結論 登録第6142967号商標の商標登録を維持する。
理由 1 本件商標
本件登録第6142967号商標(以下「本件商標」という。)は,別掲1のとおりの構成からなり,平成30年7月2日に登録出願,第10類「おしゃぶり,氷まくら,三角きん,支持包帯,手術用キャットガット,吸い飲み,スポイト,乳首,氷のう,氷のうつり,ほ乳用具,魔法ほ乳器,指サック,避妊用具,業務用美容マッサージ器,医療用機械器具,家庭用電気マッサージ器,医療用手袋」を指定商品として,同31年4月4日に登録査定,令和元年5月10日に設定登録されたものである。

2 登録異議の申立ての理由
登録異議申立人(以下「申立人」という。)は,本件商標について,商標法第4条第1項第7号に該当するものであるから,その登録は取り消されるべきであるとして,その理由を要旨次のように述べ,証拠方法として甲第1号証ないし甲第15号証を提出した。
申立人は,自慰補助器具,性交補助器具,振動マッサージ器,家庭用電気バイブレーター式マッサージ器等を販売する会社であり,申立人は商品の企画やデザインを行い,申立人の管理の下,商品を中国で製造し,日本,中国等で商品を販売している。
本件商標権者は,申立人の商品についての中国における販売を代理する者であることから,別掲2に示す申立人の「AiCe」商標(以下「申立人商標」という。色違いのものを含む。以下同じ。)について当然に知っている者である。
本件商標は,造語であって,かつ,独創的なデザインを有する商標である。このような商標を本件商標権者が偶然にも採用したということはなく,本件商標権者は,申立人商標を熟知しており,申立人商標を知りながら,申立人に無断で登録出願をしたものである。
このように,本件商標権者は,申立人商標が我が国で商標登録されていないことを奇貨として,剽窃的及び先取り的に登録出願,登録を行ったものであり,申立人に損害を与える目的で,不正の目的をもって本件商標を使用する又は使用しようとするものであることは明白である。また,申立人が日本や外国において獲得した顧客吸引力,信頼をただ乗りしようとするものである。
以上から,本件商標の登録出願の経緯には,社会的相当性を欠くものがあり,登録を認めることが商標法の予定する秩序に反する。

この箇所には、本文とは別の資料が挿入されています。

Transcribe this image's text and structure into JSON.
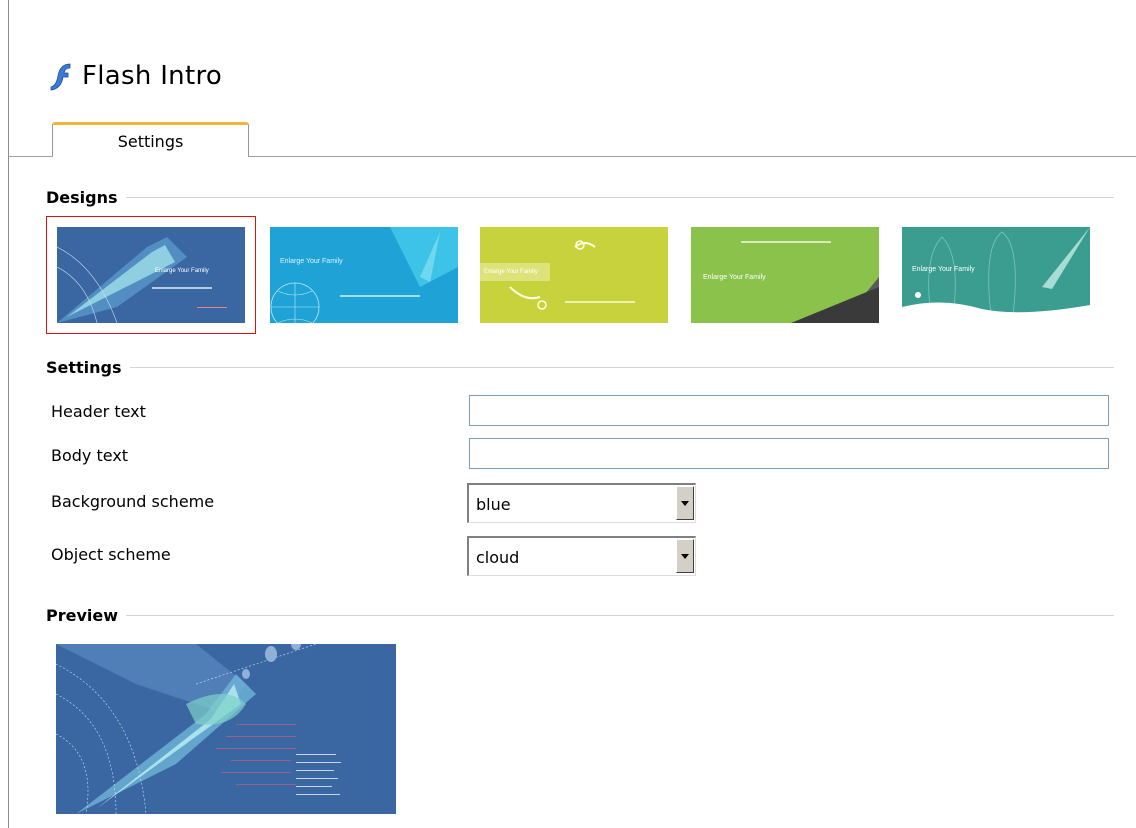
{
  "page": {
    "title": "Flash Intro",
    "title_icon": "flash-icon"
  },
  "tabs": [
    {
      "label": "Settings",
      "active": true
    }
  ],
  "designs": {
    "heading": "Designs",
    "selected_index": 0,
    "items": [
      {
        "name": "blue",
        "background": "#3a66a2",
        "caption": "Enlarge Your Family"
      },
      {
        "name": "cyan",
        "background": "#1fa3d6",
        "caption": "Enlarge Your Family"
      },
      {
        "name": "yellow",
        "background": "#c8d23c",
        "caption": "Enlarge Your Family"
      },
      {
        "name": "green",
        "background": "#8bc24b",
        "caption": "Enlarge Your Family"
      },
      {
        "name": "teal",
        "background": "#3a9d8f",
        "caption": "Enlarge Your Family"
      }
    ]
  },
  "settings": {
    "heading": "Settings",
    "header_text_label": "Header text",
    "header_text_value": "",
    "body_text_label": "Body text",
    "body_text_value": "",
    "background_scheme_label": "Background scheme",
    "background_scheme_value": "blue",
    "object_scheme_label": "Object scheme",
    "object_scheme_value": "cloud"
  },
  "preview": {
    "heading": "Preview",
    "background": "#3a66a2"
  },
  "colors": {
    "tab_accent": "#f2b43b",
    "selection": "#e01010"
  }
}
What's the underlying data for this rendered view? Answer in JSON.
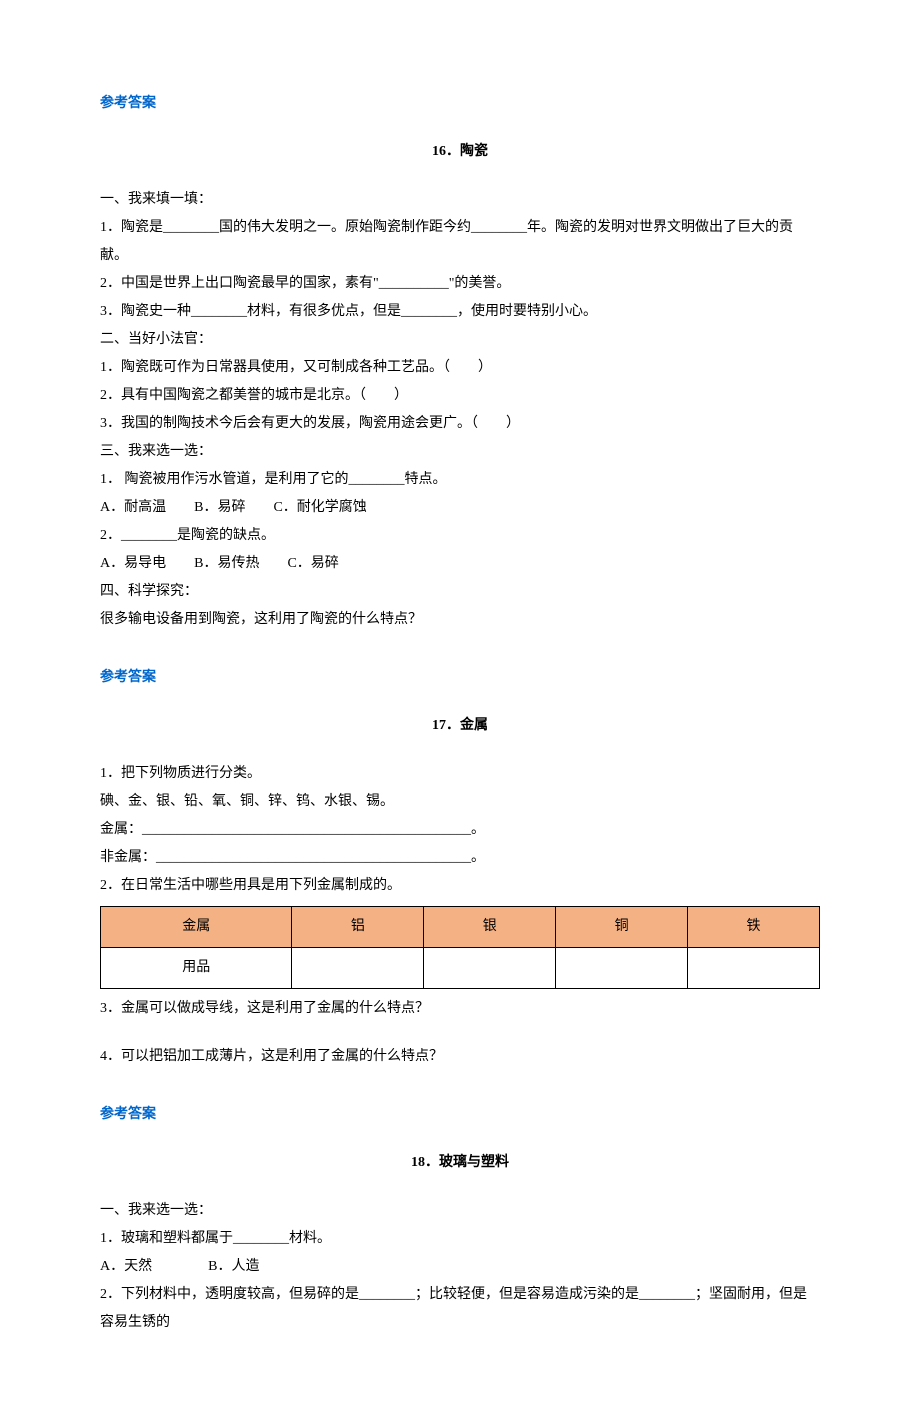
{
  "ans1": "参考答案",
  "s16": {
    "title": "16．陶瓷",
    "p1_h": "一、我来填一填：",
    "p1_1": "1．陶瓷是________国的伟大发明之一。原始陶瓷制作距今约________年。陶瓷的发明对世界文明做出了巨大的贡献。",
    "p1_2": "2．中国是世界上出口陶瓷最早的国家，素有\"__________\"的美誉。",
    "p1_3": "3．陶瓷史一种________材料，有很多优点，但是________，使用时要特别小心。",
    "p2_h": "二、当好小法官：",
    "p2_1": "1．陶瓷既可作为日常器具使用，又可制成各种工艺品。（　　）",
    "p2_2": "2．具有中国陶瓷之都美誉的城市是北京。（　　）",
    "p2_3": "3．我国的制陶技术今后会有更大的发展，陶瓷用途会更广。（　　）",
    "p3_h": "三、我来选一选：",
    "p3_1": "1．  陶瓷被用作污水管道，是利用了它的________特点。",
    "p3_1o": "A．耐高温　　B．易碎　　C．耐化学腐蚀",
    "p3_2": "2．________是陶瓷的缺点。",
    "p3_2o": "A．易导电　　B．易传热　　C．易碎",
    "p4_h": "四、科学探究：",
    "p4_1": "很多输电设备用到陶瓷，这利用了陶瓷的什么特点？"
  },
  "ans2": "参考答案",
  "s17": {
    "title": "17．金属",
    "q1": "1．把下列物质进行分类。",
    "q1a": "碘、金、银、铅、氧、铜、锌、钨、水银、锡。",
    "q1b": "金属：_______________________________________________。",
    "q1c": "非金属：_____________________________________________。",
    "q2": "2．在日常生活中哪些用具是用下列金属制成的。",
    "table": {
      "h1": "金属",
      "h2": "铝",
      "h3": "银",
      "h4": "铜",
      "h5": "铁",
      "r1": "用品",
      "r2": "",
      "r3": "",
      "r4": "",
      "r5": ""
    },
    "q3": "3．金属可以做成导线，这是利用了金属的什么特点？",
    "q4": "4．可以把铝加工成薄片，这是利用了金属的什么特点？"
  },
  "ans3": "参考答案",
  "s18": {
    "title": "18．玻璃与塑料",
    "p1_h": "一、我来选一选：",
    "p1_1": "1．玻璃和塑料都属于________材料。",
    "p1_1o": "A．天然　　　　B．人造",
    "p1_2": "2．下列材料中，透明度较高，但易碎的是________；比较轻便，但是容易造成污染的是________；坚固耐用，但是容易生锈的"
  }
}
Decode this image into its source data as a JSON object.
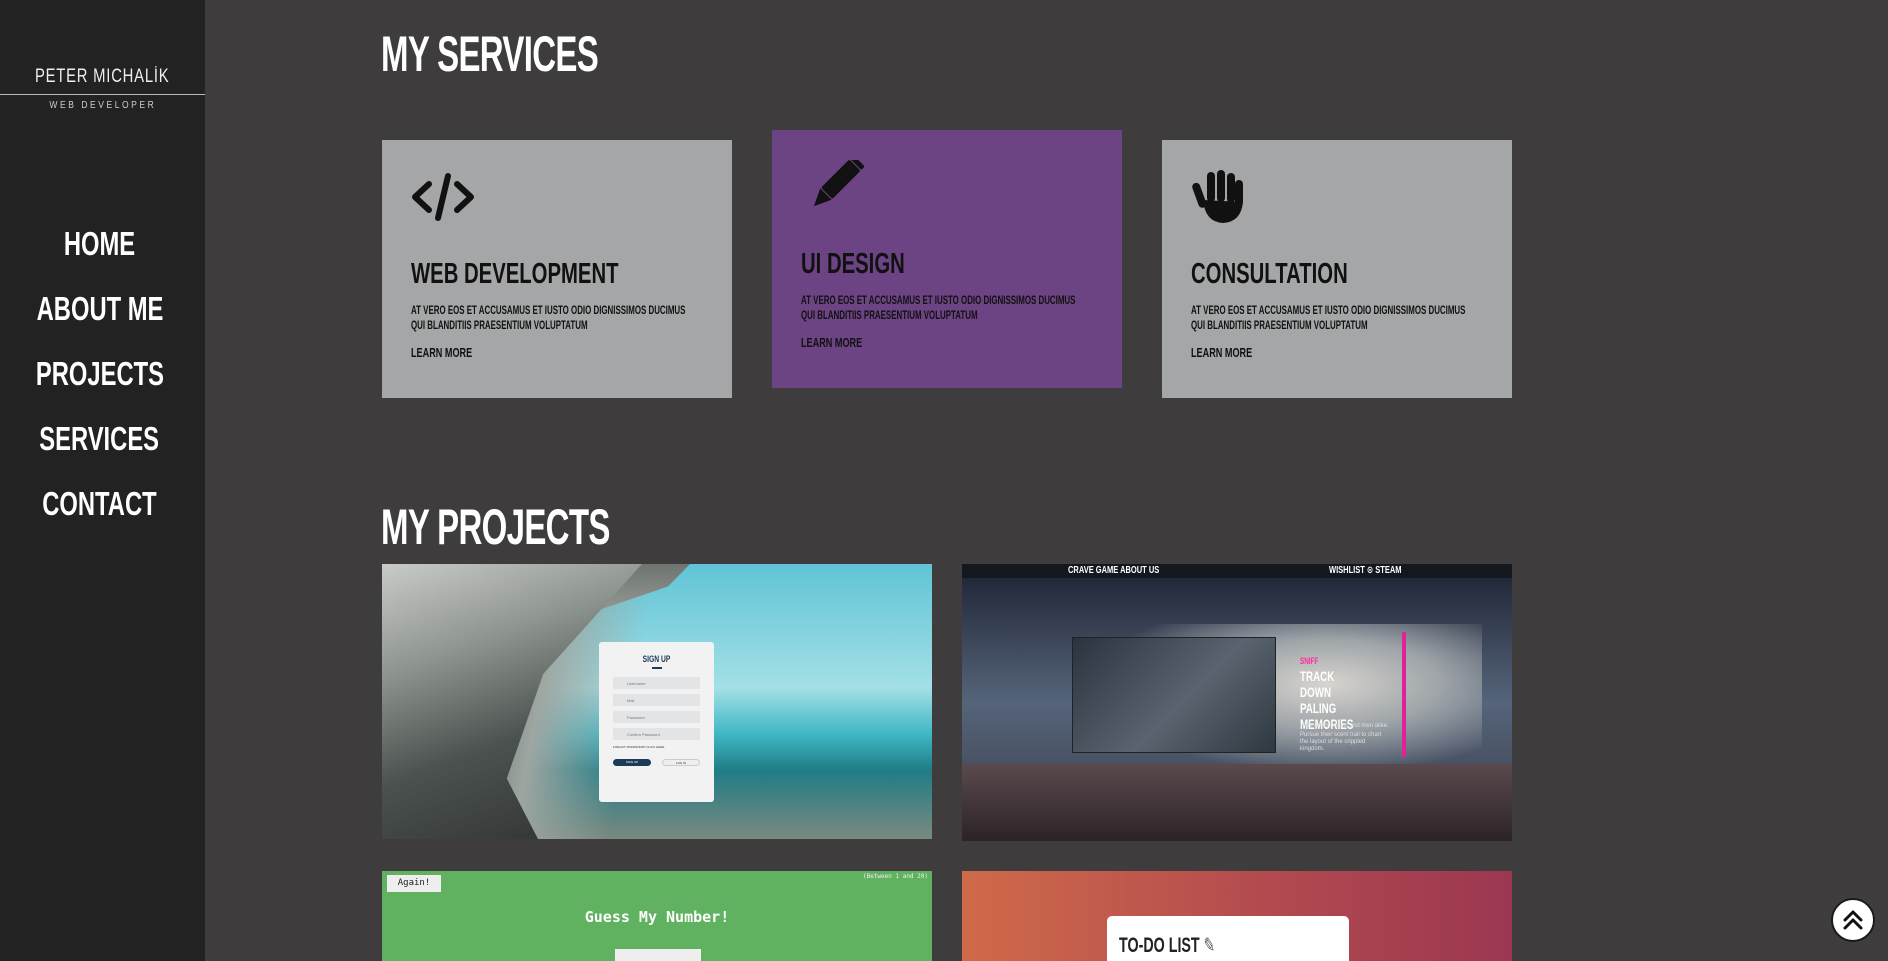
{
  "sidebar": {
    "brand_name": "PETER MICHALÍK",
    "brand_role": "WEB DEVELOPER",
    "nav": [
      "HOME",
      "ABOUT ME",
      "PROJECTS",
      "SERVICES",
      "CONTACT"
    ]
  },
  "services": {
    "title": "MY SERVICES",
    "cards": [
      {
        "icon": "code-icon",
        "title": "WEB DEVELOPMENT",
        "text": "At vero eos et accusamus et iusto odio dignissimos ducimus qui blanditiis praesentium voluptatum",
        "link": "LEARN MORE"
      },
      {
        "icon": "pencil-icon",
        "title": "UI DESIGN",
        "text": "At vero eos et accusamus et iusto odio dignissimos ducimus qui blanditiis praesentium voluptatum",
        "link": "LEARN MORE"
      },
      {
        "icon": "hand-icon",
        "title": "CONSULTATION",
        "text": "At vero eos et accusamus et iusto odio dignissimos ducimus qui blanditiis praesentium voluptatum",
        "link": "LEARN MORE"
      }
    ],
    "featured_color": "#6c4383",
    "card_color": "#a5a6a7"
  },
  "projects": {
    "title": "MY PROJECTS",
    "signup": {
      "title": "SIGN UP",
      "fields": [
        "Username",
        "Mail",
        "Password",
        "Confirm Password"
      ],
      "forgot": "FORGOT PASSWORD? CLICK HERE",
      "btn_primary": "SIGN UP",
      "btn_secondary": "LOG IN"
    },
    "crave": {
      "nav_left": "CRAVE   GAME   ABOUT US",
      "nav_right": "WISHLIST  ⊙ STEAM",
      "tag": "SNIFF",
      "heading": "TRACK DOWN PALING MEMORIES",
      "copy_1": "Hunt down beasts and men alike.",
      "copy_2": "Pursue their scent trail to chart the layout of the crippled kingdom."
    },
    "guess": {
      "again": "Again!",
      "between": "(Between 1 and 20)",
      "title": "Guess My Number!"
    },
    "todo": {
      "title": "TO-DO LIST"
    }
  }
}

したがって,本件商標は,商標法第4条第1項第7号の「公の秩序又は善良の風俗を害するおそれがある商標」に該当する。

3 当審の判断
(1)商標法第4条第1項第7号の意義について
商標の登録出願が適正な商道徳に反して社会的妥当性を欠き,その商標の登録を認めることが商標法の目的に反することになる場合には,その商標は商標法4条1項7号にいう商標に該当することもあり得ると解される。しかし,同号が「公の秩序又は善良の風俗を害するおそれがある商標」として,商標自体の性質に着目した規定となっていること,商標法の目的に反すると考えられる商標の登録については同法4条1項各号に個別に不登録事由が定められていること,及び,商標法においては,商標選択の自由を前提として最先の出願人に登録を認める先願主義の原則が採用されていることを考慮するならば,商標自体に公序良俗違反のない商標が商標法4条1項7号に該当するのは,その登録出願の経緯に著しく社会的妥当性を欠くものがあり,登録を認めることが商標法の予定する秩序に反するものとして到底容認し得ないような場合に限られるものというべきである(東京高裁平成14年(行ケ)第616号,平成15年5月8日判決参照)。
(2)本件商標の構成について
本件商標は,別掲1のとおりの構成からなり,その構成自体が,非道徳的,卑わい,差別的,きょう激又は他人に不快な印象を与えるような構成態様であるとは認められない。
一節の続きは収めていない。